Think about using Hasure vs writing the auth systems in Hasura. Or how complex things get when you want to implement auth for multi-tenant SaaS.

I'm a huge fan of GraphQL, and work full-time on a security scanner for GraphQL APIs, but denial of service is a huge (but easily mitigated) risk of GraphQL APIs, simply because of the lack of education and resources surrounding the topic.

One fairly interesting denial of service vector that I've found on nearly every API I've scanned has to do with error messages. Many APIs don't bound the number of error messages that are returned, so you can query for a huge number of fields that aren't in the schema, and then each of those will translate to an error message in the response.

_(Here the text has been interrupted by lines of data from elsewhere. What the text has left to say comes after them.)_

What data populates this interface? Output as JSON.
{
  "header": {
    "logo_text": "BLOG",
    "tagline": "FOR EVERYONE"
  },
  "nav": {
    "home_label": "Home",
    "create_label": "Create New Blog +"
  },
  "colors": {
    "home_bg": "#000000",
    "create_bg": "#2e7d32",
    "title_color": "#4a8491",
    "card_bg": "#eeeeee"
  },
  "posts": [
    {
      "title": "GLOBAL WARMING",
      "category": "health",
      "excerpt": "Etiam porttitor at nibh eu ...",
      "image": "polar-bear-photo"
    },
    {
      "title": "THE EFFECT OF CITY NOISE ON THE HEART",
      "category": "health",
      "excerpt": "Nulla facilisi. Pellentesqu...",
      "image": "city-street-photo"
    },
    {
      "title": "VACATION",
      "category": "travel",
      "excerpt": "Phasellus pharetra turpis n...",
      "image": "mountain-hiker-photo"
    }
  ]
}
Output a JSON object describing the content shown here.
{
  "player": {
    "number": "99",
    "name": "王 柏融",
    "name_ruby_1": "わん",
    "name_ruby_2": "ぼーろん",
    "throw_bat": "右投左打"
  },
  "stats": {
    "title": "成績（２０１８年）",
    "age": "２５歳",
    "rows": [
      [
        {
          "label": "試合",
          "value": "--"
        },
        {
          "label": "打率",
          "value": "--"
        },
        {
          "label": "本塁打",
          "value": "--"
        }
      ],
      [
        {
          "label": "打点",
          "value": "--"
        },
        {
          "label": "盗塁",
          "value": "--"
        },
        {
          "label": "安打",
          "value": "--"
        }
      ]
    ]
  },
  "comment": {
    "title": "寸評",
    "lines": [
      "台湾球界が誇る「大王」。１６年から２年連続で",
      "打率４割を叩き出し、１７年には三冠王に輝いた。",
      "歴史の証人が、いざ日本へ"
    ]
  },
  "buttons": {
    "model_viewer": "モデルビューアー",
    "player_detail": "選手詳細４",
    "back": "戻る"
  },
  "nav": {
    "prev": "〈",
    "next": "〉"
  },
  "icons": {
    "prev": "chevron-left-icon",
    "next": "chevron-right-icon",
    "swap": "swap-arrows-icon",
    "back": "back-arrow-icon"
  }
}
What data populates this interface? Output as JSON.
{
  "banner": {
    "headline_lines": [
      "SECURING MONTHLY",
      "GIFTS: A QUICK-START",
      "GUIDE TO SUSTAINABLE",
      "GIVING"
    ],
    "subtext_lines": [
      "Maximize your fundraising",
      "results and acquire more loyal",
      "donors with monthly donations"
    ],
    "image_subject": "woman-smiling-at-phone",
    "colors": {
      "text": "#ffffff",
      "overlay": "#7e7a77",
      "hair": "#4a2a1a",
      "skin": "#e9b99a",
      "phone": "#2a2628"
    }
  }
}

If the server supports fragments, you can also sometimes construct a recursive payload that expands, like the billion laughs attack, into a massive response that can take down the server, or eat up their egress costs.

I kind of feel that the server itself should protect against attacks like that. Of course it isn’t inherent in the specification, but I don’t think it’s something that an implementer should have to think about either (beyond, ‘have I enabled DOS mitigation ‘ anyway)
edges and node come from Relay, not from the core GraphQL spec. They're just one way to do pagination.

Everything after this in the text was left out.